Juniper frowned. “This isn’t what I meant when I told you to have a little fun and relax. You don’t love him. You’ve known him little more than a month. He’s cute and you were hard up. I understand, but you don’t love him.” Then she sighed. “Maybe you do. I wish you didn’t. I think you know why we need him.”
“My sister thinks that’s idiocy.”
“Your sister thinks a great many things are idiocy, as you have told me time and time again. This could end the war.” Juniper turned to Chris. “
You
could end the war. Imagine how many could go home and stop fighting, could settle down to their lives and rest. Your life is fleeting. Let it mean something.”
Chris shook his head. “Sorry, no. I didn’t start your war, and I'm not dying for someone else’s cause.”
You didn’t have to live very long to know that didn’t work out. He’d seen it before, on a smaller scale. Men or women he considered friends lashing themselves to a cause or a loved one, giving and giving until they bled out. And the sickest thing was, the problem marched on after them, without them. More than enough problems had marched on without him already. He wasn’t taking some vague prophecy and a fucked up magical promise and holding that knife to his neck.
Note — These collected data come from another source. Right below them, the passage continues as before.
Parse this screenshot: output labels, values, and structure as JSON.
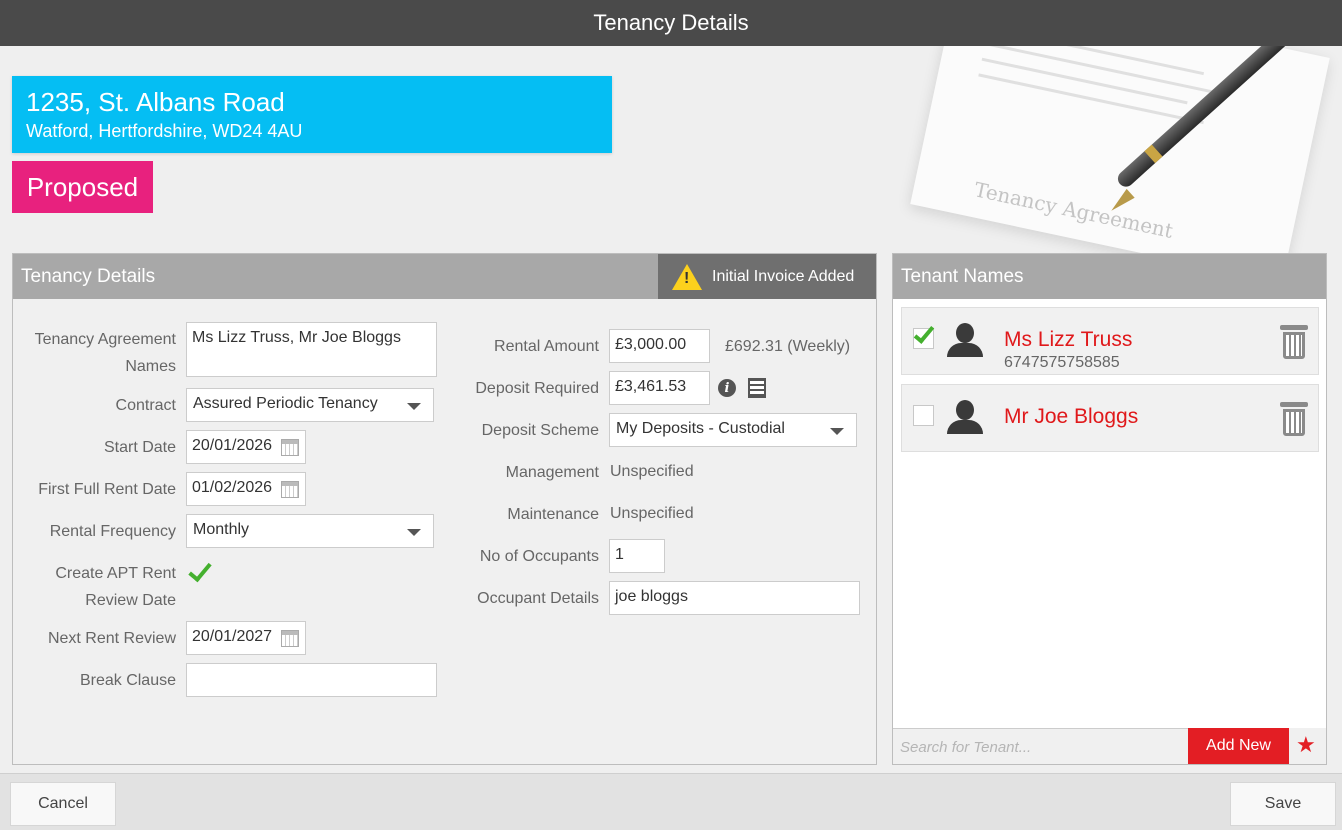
{
  "window": {
    "title": "Tenancy Details"
  },
  "hero": {
    "paper_title": "Tenancy Agreement"
  },
  "property": {
    "address_line1": "1235, St. Albans Road",
    "address_line2": "Watford, Hertfordshire, WD24 4AU",
    "status": "Proposed",
    "status_color": "#e8217e",
    "accent_color": "#05bef3"
  },
  "tenancy": {
    "panel_title": "Tenancy Details",
    "invoice_notice": "Initial Invoice Added",
    "agreement_names_label_1": "Tenancy Agreement",
    "agreement_names_label_2": "Names",
    "agreement_names_value": "Ms Lizz Truss, Mr Joe Bloggs",
    "contract_label": "Contract",
    "contract_value": "Assured Periodic Tenancy",
    "start_date_label": "Start Date",
    "start_date_value": "20/01/2026",
    "first_full_rent_label": "First Full Rent Date",
    "first_full_rent_value": "01/02/2026",
    "rental_frequency_label": "Rental Frequency",
    "rental_frequency_value": "Monthly",
    "apt_review_label_1": "Create APT Rent",
    "apt_review_label_2": "Review Date",
    "next_review_label": "Next Rent Review",
    "next_review_value": "20/01/2027",
    "break_clause_label": "Break Clause",
    "break_clause_value": "",
    "rental_amount_label": "Rental Amount",
    "rental_amount_value": "£3,000.00",
    "weekly_amount": "£692.31 (Weekly)",
    "deposit_required_label": "Deposit Required",
    "deposit_required_value": "£3,461.53",
    "deposit_scheme_label": "Deposit Scheme",
    "deposit_scheme_value": "My Deposits - Custodial",
    "management_label": "Management",
    "management_value": "Unspecified",
    "maintenance_label": "Maintenance",
    "maintenance_value": "Unspecified",
    "occupants_label": "No of Occupants",
    "occupants_value": "1",
    "occupant_details_label": "Occupant Details",
    "occupant_details_value": "joe bloggs"
  },
  "tenants": {
    "panel_title": "Tenant Names",
    "list": [
      {
        "name": "Ms Lizz Truss",
        "phone": "6747575758585",
        "checked": true
      },
      {
        "name": "Mr Joe Bloggs",
        "phone": "",
        "checked": false
      }
    ],
    "search_placeholder": "Search for Tenant...",
    "add_new_label": "Add New",
    "name_color": "#e0191b"
  },
  "footer": {
    "cancel_label": "Cancel",
    "save_label": "Save"
  }
}
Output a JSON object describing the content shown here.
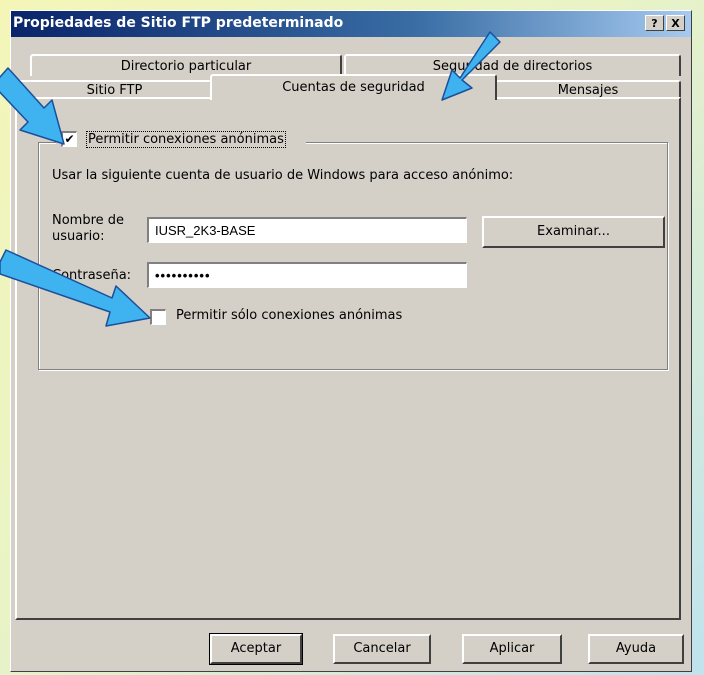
{
  "window": {
    "title": "Propiedades de Sitio FTP predeterminado",
    "help_button": "?",
    "close_button": "X"
  },
  "tabs": {
    "row_back": [
      "Directorio particular",
      "Seguridad de directorios"
    ],
    "row_front": [
      "Sitio FTP",
      "Cuentas de seguridad",
      "Mensajes"
    ],
    "active": "Cuentas de seguridad"
  },
  "anonymous": {
    "allow_label": "Permitir conexiones anónimas",
    "allow_checked": true,
    "description": "Usar la siguiente cuenta de usuario de Windows para acceso anónimo:",
    "username_label_line1": "Nombre de",
    "username_label_line2": "usuario:",
    "username_value": "IUSR_2K3-BASE",
    "browse_label": "Examinar...",
    "password_label": "Contraseña:",
    "password_value": "••••••••••",
    "only_anon_label": "Permitir sólo conexiones anónimas",
    "only_anon_checked": false
  },
  "footer": {
    "ok": "Aceptar",
    "cancel": "Cancelar",
    "apply": "Aplicar",
    "help": "Ayuda"
  },
  "colors": {
    "titlebar_start": "#0a246a",
    "face": "#d4d0c8",
    "callout_arrow": "#3fb3f0"
  }
}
“I have permission to use force,” said Juniper.
Sid scowled. “And I don’t need permission.”
The leaves stirred at Juniper’s feet. Chis braced himself, but instead of the Knight of Pine’s fists in their faces, there was an almighty crack. Juniper’s eyes rolled back in her head, and she hit the ground hard. Chris wouldn’t want to be her in the morning, though his sympathy was somewhat…tempered.
Bors dropped the baton and held his hands up in surrender, but Sid didn’t look like she was in the mood to negotiate. She was, in fact, so angry that she was practically vibrating. Chris tucked an arm around her shoulders before she could tackle the guy who had just saved their asses.
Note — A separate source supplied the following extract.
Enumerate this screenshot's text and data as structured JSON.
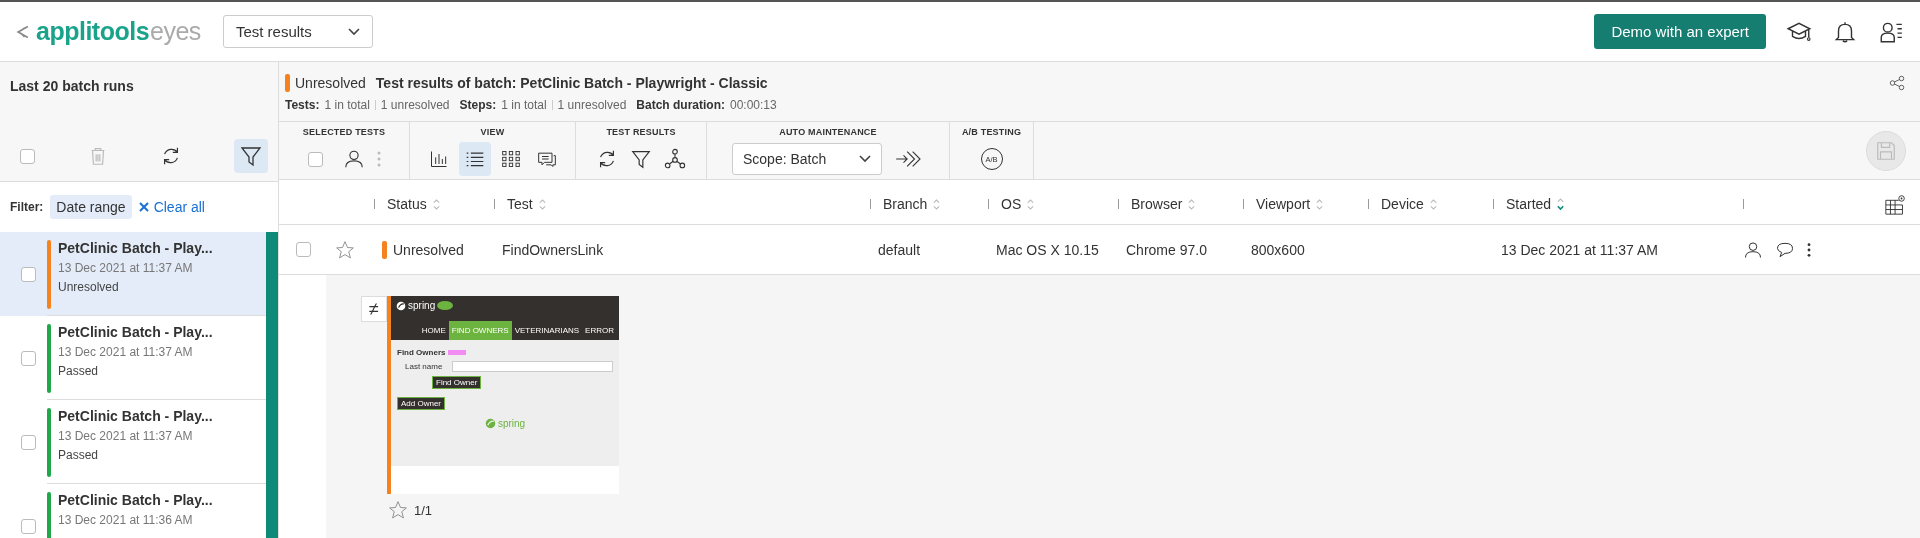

Juniper would be okay. At least he hoped so. He could see her breathing.
“Your sister sent me,” said Bors, back to his languid calm. “Lady Ruby might be upset if you kill me.”
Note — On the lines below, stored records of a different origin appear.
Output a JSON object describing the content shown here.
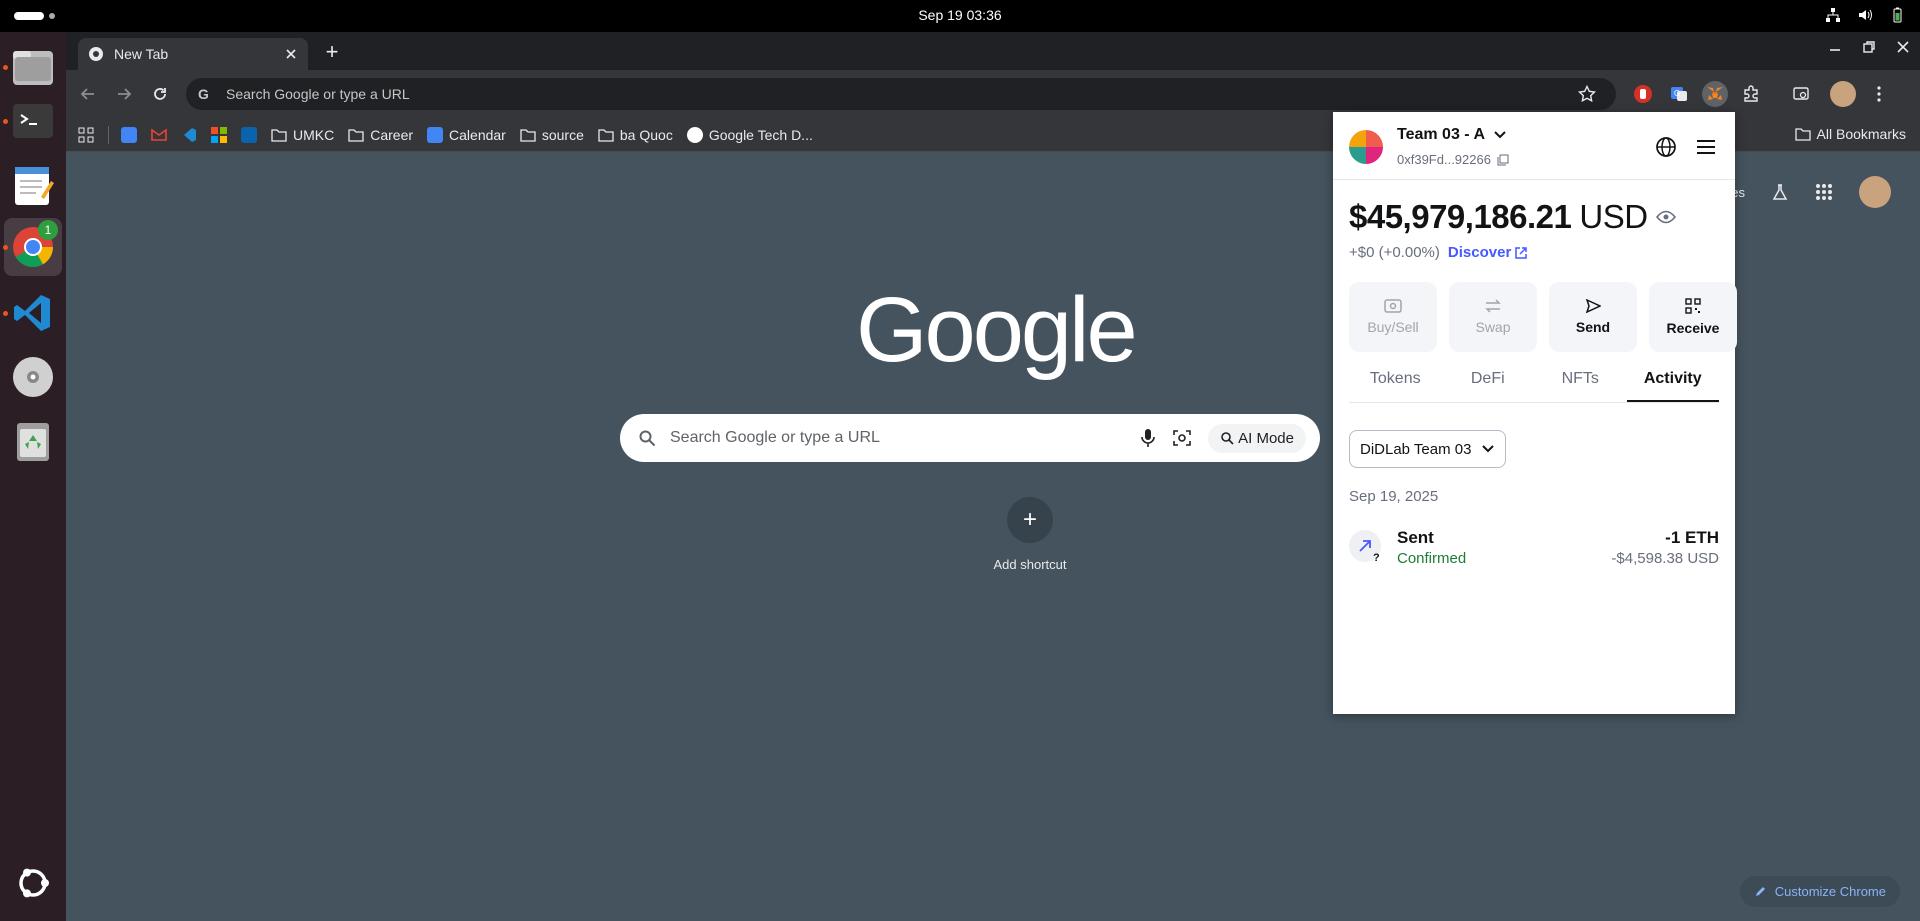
{
  "topbar": {
    "clock": "Sep 19  03:36"
  },
  "dock": {
    "items": [
      {
        "name": "files-icon"
      },
      {
        "name": "terminal-icon"
      },
      {
        "name": "text-editor-icon"
      },
      {
        "name": "chrome-icon",
        "badge": "1"
      },
      {
        "name": "vscode-icon"
      },
      {
        "name": "disc-icon"
      },
      {
        "name": "trash-icon"
      }
    ]
  },
  "browser": {
    "tab_title": "New Tab",
    "omnibox_placeholder": "Search Google or type a URL",
    "bookmarks": [
      "UMKC",
      "Career",
      "Calendar",
      "source",
      "ba Quoc",
      "Google Tech D..."
    ],
    "all_bookmarks": "All Bookmarks"
  },
  "ntp": {
    "logo": "Google",
    "search_placeholder": "Search Google or type a URL",
    "ai_mode": "AI Mode",
    "images_link": "ges",
    "add_shortcut": "Add shortcut",
    "customize": "Customize Chrome"
  },
  "metamask": {
    "account_name": "Team 03 - A",
    "address": "0xf39Fd...92266",
    "balance": "$45,979,186.21",
    "currency": "USD",
    "change": "+$0 (+0.00%)",
    "discover": "Discover",
    "actions": [
      {
        "label": "Buy/Sell",
        "enabled": false
      },
      {
        "label": "Swap",
        "enabled": false
      },
      {
        "label": "Send",
        "enabled": true
      },
      {
        "label": "Receive",
        "enabled": true
      }
    ],
    "tabs": [
      "Tokens",
      "DeFi",
      "NFTs",
      "Activity"
    ],
    "active_tab": "Activity",
    "network_filter": "DiDLab Team 03",
    "date_header": "Sep 19, 2025",
    "transaction": {
      "title": "Sent",
      "status": "Confirmed",
      "amount": "-1 ETH",
      "fiat": "-$4,598.38 USD"
    }
  }
}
“But you’re not counting on it,” Chris realized, perhaps more out loud than he should have.
Bors shrugged. “Of course not. But she sheltered me, and seemed earnestly concerned for her dear baby sister’s safety.”
“Ruby – ” Sid snapped her teeth shut on whatever she’d been about to say.
“Is a very persuasive speaker. Calm. Sensible. Unwilling to let a man rot to his death slowly, no matter his crimes or where he hails from. Though for the knife, thank you. My companion was…beyond saving.”
“Still,” said Chris, “why would you help us?” It was a question that needed to be asked, and Sid was a bit beyond words.